Magdalena war das dritte Kind aus der Ehe Herzog Wilhelms des Reichen von Jülich-Kleve-Berg mit Maria Erzherzogin von Österreich, der Tochter des römisch-deutschen Kaisers Ferdinand I.5). Am 4. Oktober 1579 heiratete sie in Bergzabern Herzog Johann I. von Pfalz-Zweibrücken, den zweitältesten Sohn und Nachfolger Herzog Wolfgangs6). Nach dem Tod ihres Gemahls7) bezog sie nach 1604 ihren Witwensitz in der Nebenresidenz zu Meisenheim, die damals hauptsächlich aus dem sogenannten Stephans-Stock und einigen Wirtschaftsgebäuden bestand8). Wohl aufgrund des daraus resultierenden Platzmangels, ließ sie zusammen mit ihrem Sohn Johann II.9) das mehrstökkige, mit Treppenturm und zwei Zwerchgiebeln versehene Gebäude erbauen, das sich trotz erheblicher Eingriffe des 19. Jahrhunderts im Kern als einziges der pfalz-zweibrückischen Schloßbauten bis heute erhalten hat. Magdalena bewohnte den von dem Zweibrücker Baumeister Hans Graulich 1612-14 entworfenen „Neve(n) Baw“ fast zwanzig Jahre lang, erlebte darin einen Großteil des 30jährigen Krieges. Sie starb 1633 im Alter von 80 Jahren als Letzte ihres Geschlechts und wurde in einem Sarg in der Ludwigsgruft der Meisenheimer Grabkapelle beigesetzt10).

Anmerkungen

  1. Zur wechselvollen Geschichte dieses schloßartigen Anwesens vgl. Rodewald, Das Herzog Wolfgang-Haus, Meisenheim am Glan 1935, Lurz 207ff. sowie den Lageplan bei Kdm. 271 mit Abb. 187.
  2. „supra fenestras inferioris atrii seu coenaculi posita, cum hac epigraphi (in griechischen Buchstaben) auratis expressa litteris“. – Eine bei Lurz 208 veröffentliche Skizze des Gebäudes aus dem Jahr 1714 (Nr.

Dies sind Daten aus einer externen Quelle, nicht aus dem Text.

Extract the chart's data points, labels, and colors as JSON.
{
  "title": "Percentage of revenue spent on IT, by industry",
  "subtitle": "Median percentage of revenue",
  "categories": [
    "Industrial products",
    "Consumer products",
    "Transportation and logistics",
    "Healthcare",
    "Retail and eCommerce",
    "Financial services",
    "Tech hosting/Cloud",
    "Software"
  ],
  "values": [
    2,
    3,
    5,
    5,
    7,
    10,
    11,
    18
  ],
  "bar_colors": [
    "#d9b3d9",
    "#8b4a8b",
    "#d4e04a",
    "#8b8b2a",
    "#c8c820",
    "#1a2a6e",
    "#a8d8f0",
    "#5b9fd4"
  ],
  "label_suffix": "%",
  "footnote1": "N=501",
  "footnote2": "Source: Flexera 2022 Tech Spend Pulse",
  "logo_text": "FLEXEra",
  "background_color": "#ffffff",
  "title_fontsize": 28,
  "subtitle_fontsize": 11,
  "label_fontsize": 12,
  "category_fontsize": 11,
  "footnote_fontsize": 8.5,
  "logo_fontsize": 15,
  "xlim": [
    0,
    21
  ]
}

C) zeigt links neben dem Treppenturm an entsprechender Stelle ein kleines Quadrat, bei dem es sich um diesen Wappenstein handeln könnte.
  3. Analog der Angabe für den gleichzeitig gearbeiteten Wappenstein (Nr. 478) „latinis litteris“. Der dagegen in Fraktur gehaltene Text der heute an dieser Stelle angebrachten, wohl im Jahr 1910 entstandenen, 15zeiligen Schrifttafel (Vermerk am unteren Tafelrand: „Erneuert 1910“) mit oberem ovalem Abschluß orientiert sich zwar an der überlieferten Vorlage, verzichtet aber auf die Wiedergabe eines Wappens und wurde zudem mit dem überlieferten Text einer weiteren Bauinschrift des gleichen Jahres gekoppelt (vgl. folgende Nr. 478).
  4. Vgl. Kdm., die folgende Nummer und Nr. 496 von 1619.
  5. Vgl. Europ. Stammtafeln NF VI Taf. 17.
  6. Vgl. sein großes Grabdenkmal Nr. 340 von 1575.
  7. In der Alexanderkirche zu Zweibrücken befindet sich das für das Ehepaar nach 1611 fertiggestellte (mittlerweile stark zerstörte), gemeinsame Epitaph, das Raum für zwei (verlorene) Standfiguren bot. Unter dem für Magdalena vorgesehenen Platz fügte man nach ihrem Tod eine Tafel mit ihrer Grabinschrift bei (vgl. Kdm. Zweibrücken I 131ff. mit Abb. 78; Text bei Crollius, Denkmahl 123).
  8. Vgl. die verlorene Bauinschrift Nr. 134 von 1459.
  9. Vgl. die Bauinschrift Nr. 478 von 1614.
  10. Vgl. ihre Sarginschrift Nr. 525 von 1633.

Nachweise

  1. Sundahl, Oratio 13 mit Anm. 5*.
  2. Heintz, Begräbnisse Nr. 125.
  3. Heintz, Schloßkirche 203.
  4. Sundahl, Festrede (übers. von Wernigk) 23.
  5. Kdm. 274.
  6. Lurz, Meisenheim 208.
  7. Buß, Residenz 1.

Zitierhinweis:
DI 34, Bad Kreuznach, Nr. 477† (Eberhard J. Nikitsch), in: www.inschriften.net, urn:nbn:de:0238-di034mz03k0047709.